Immediately after work I hopped in the house and headed for hills. Locating my trail head I began the trek at half past five, a risky start time for a supposedly five hour round trip hike. “Darkness be damned, its snowing up there and I want to be in it.” I thought to myself as I gathered the few items that would join me on the journey. Hat, Jacket, full snack pocket, camera, phone, knife, check. Headlamp or flashlight? Na. I’ll make it.

I knew I had to hike fast if I wanted to reach Blanche before dark. Even after half an hour up the hill, I was debating going back down and saving the hike for the following morning. It was cold, wet, raining and I still had approximately 2 hours till the top. I decided to go for it and ditched the heavy cotton shirt I had underneath my jacket, saving it from sweat, and keeping it warm for when I reached the top. Racing the rain to freezing temperatures I made it to the snowy lake at seven sharp. Plenty of light left I thought.

Once at the top, I put on my fresh layer, dried out my jacket the best I could and started to look around. The clouds were so thick I could barely make out that I had even made it. I didn’t see the water until I was on the shore line and you could forget about any sight of the opposing peak. After walking around a few minutes with my tongue out again , I remembered my time constraint and began back down.

Even though the light was fading quickly through the dense cloud cover that now shadowed the canyon, the snowfall and the serenity continued to delay my progress toward the car. Stopping to take pictures too frequently in the romantically apocalyptic lighting, I realized that it would be pitch black long before I finished my decent. I was armed with the knowledge of two facts.

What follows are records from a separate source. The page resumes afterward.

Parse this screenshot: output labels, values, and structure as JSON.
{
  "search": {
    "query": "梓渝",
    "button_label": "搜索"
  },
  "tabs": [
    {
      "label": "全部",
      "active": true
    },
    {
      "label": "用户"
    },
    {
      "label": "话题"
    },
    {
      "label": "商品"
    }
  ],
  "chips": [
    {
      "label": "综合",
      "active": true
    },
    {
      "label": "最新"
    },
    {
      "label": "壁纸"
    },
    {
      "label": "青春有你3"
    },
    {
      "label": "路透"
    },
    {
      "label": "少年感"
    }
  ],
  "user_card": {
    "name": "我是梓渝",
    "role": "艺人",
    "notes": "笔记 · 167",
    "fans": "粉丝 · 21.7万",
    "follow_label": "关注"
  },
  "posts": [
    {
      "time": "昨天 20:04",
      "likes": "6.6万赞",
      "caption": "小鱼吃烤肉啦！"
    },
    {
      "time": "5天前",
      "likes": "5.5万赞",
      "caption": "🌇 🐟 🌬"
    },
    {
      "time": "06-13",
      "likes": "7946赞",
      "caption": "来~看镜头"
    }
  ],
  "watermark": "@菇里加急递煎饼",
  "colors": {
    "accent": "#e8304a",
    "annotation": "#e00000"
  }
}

  • One – There was only the single trail down the canyon so as long as I didn’t stray from it, I should be fine.
  • Two – I had no flashlight, so I had better be quick on my feet.

The journey down was a doozie to say the least. Not twenty minutes after my realization, it was dark enough under the canopy of the fading aspens that I had to Marcel Marcel my way through the denser wooded parts of the trail. Placing hands to feet and the ground ahead as I stumbled down. I dared not look at my phone to check the time, fearing the brightly lit screen would completely ruin the night vision my eyes were only faintly becoming adjusted to.

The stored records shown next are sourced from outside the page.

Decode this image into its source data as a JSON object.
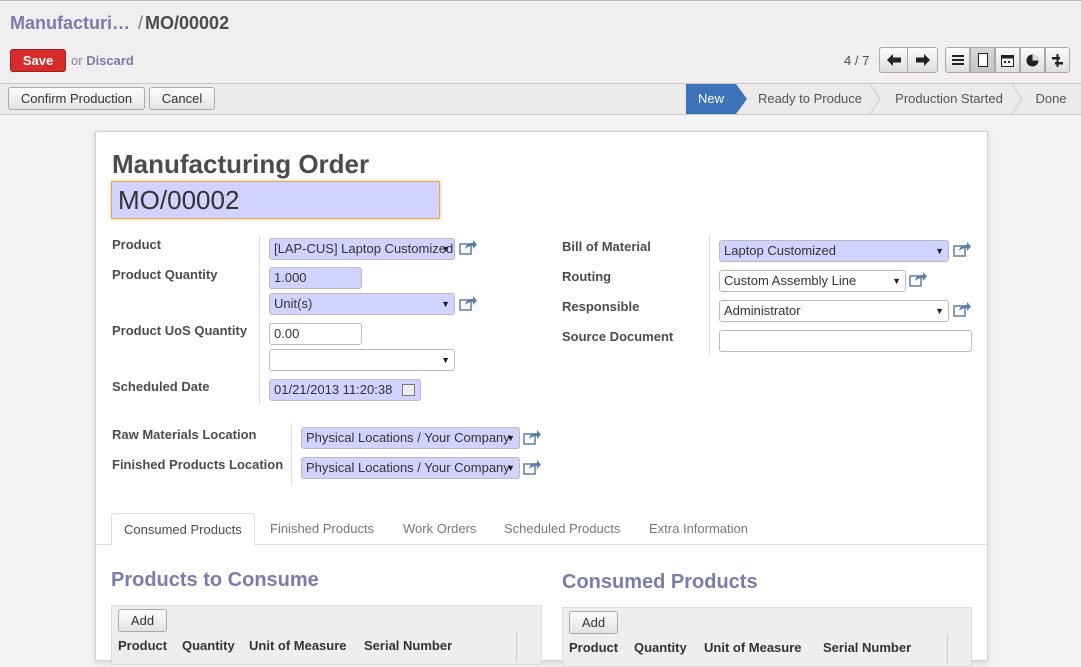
{
  "header": {
    "breadcrumb_parent": "Manufacturi…",
    "breadcrumb_sep": "/",
    "breadcrumb_current": "MO/00002",
    "save_label": "Save",
    "or_text": "or",
    "discard_label": "Discard",
    "pager_text": "4 / 7"
  },
  "statusbar": {
    "confirm_label": "Confirm Production",
    "cancel_label": "Cancel",
    "stages": [
      "New",
      "Ready to Produce",
      "Production Started",
      "Done"
    ],
    "active_stage": "New"
  },
  "form": {
    "title": "Manufacturing Order",
    "name": "MO/00002",
    "left": {
      "product_label": "Product",
      "product_value": "[LAP-CUS] Laptop Customized",
      "qty_label": "Product Quantity",
      "qty_value": "1.000",
      "uom_value": "Unit(s)",
      "uos_qty_label": "Product UoS Quantity",
      "uos_qty_value": "0.00",
      "uos_value": "",
      "date_label": "Scheduled Date",
      "date_value": "01/21/2013 11:20:38"
    },
    "right": {
      "bom_label": "Bill of Material",
      "bom_value": "Laptop Customized",
      "routing_label": "Routing",
      "routing_value": "Custom Assembly Line",
      "responsible_label": "Responsible",
      "responsible_value": "Administrator",
      "source_label": "Source Document",
      "source_value": ""
    },
    "locations": {
      "raw_label": "Raw Materials Location",
      "raw_value": "Physical Locations / Your Company",
      "finished_label": "Finished Products Location",
      "finished_value": "Physical Locations / Your Company"
    }
  },
  "tabs": [
    "Consumed Products",
    "Finished Products",
    "Work Orders",
    "Scheduled Products",
    "Extra Information"
  ],
  "consume": {
    "left_title": "Products to Consume",
    "right_title": "Consumed Products",
    "add_label": "Add",
    "left_columns": [
      "Product",
      "Quantity",
      "Unit of Measure",
      "Serial Number"
    ],
    "right_columns": [
      "Product",
      "Quantity",
      "Unit of Measure",
      "Serial Number"
    ]
  },
  "colors": {
    "accent": "#7c7bad",
    "save": "#d62b2b",
    "active_stage": "#3c73b8",
    "required": "#d2d2ff"
  }
}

Stumbling and bumbling down the path, I would catch a shadowy glimpse of the canyon road here and there but it never seemed to be getting much closer. I continued to take the invisible path one step at a time, making sure that one foot was secure before placing the other. Back and forth between open patches and thickets, my woodland Marcel skills were starting to come along quite nicely. I passed through some dense areas looking like a crab, and others like an awkward kangaroo that was trying to walk with its disproportionately long arms. Sadly, there was no one else on this mountain after dark, so there were no witnesses of my contribution to the ministry of silly walks.

Time seemed to stop completely as darkness enveloped even the open areas and my mind began to develop fear. Not a logically fueled fear of getting lost, or stumbling my way into a broken bone mind you. A completely illogical fear (like most fear) of being attacked by a mountain lion. I was so paranoid about one of these ferocious felines stalking me through the darkness, I was carrying an open blade in my uphill hand between bouts of Marceling and silly walks. I hadn’t even seen a mountain lion in Big Cottonwood before! Then sanity would kick back in and I would carefully close the knife and go back to walking on all fours, knowing damn well that no respectable predator would be out hunting in this weather.

Eventually the blackness grew too thick, and my eyes could no longer adjust to the absence of light in the valley. I finally pulled out the phone, checked the time that I had been dying to look at for years now, and saw that it was twelve minutes past nine, two long hours after I had begun my initial decent and thirty minutes longer than it took me to climb up.

Coming down the canyon in the damp, paranoid, and magical night air had me thinking a lot about the bigger picture. Mother Nature is good like that. Life is that trail in the dark. You don’t always know where your next step will land, if it will be on solid ground, or when your journey will come to an end, if ever. There are times of joy and pain, delusion and confusion, fear and hope, and cursing the world with delight. But the most important part is to just keep taking that next step forward in the direction you want to be. One small (seemingly insignificant) step, stacked on another, on another, on another will always get you to where you want to be as long as you don’t wander off the trail and get lost in the woods along the way.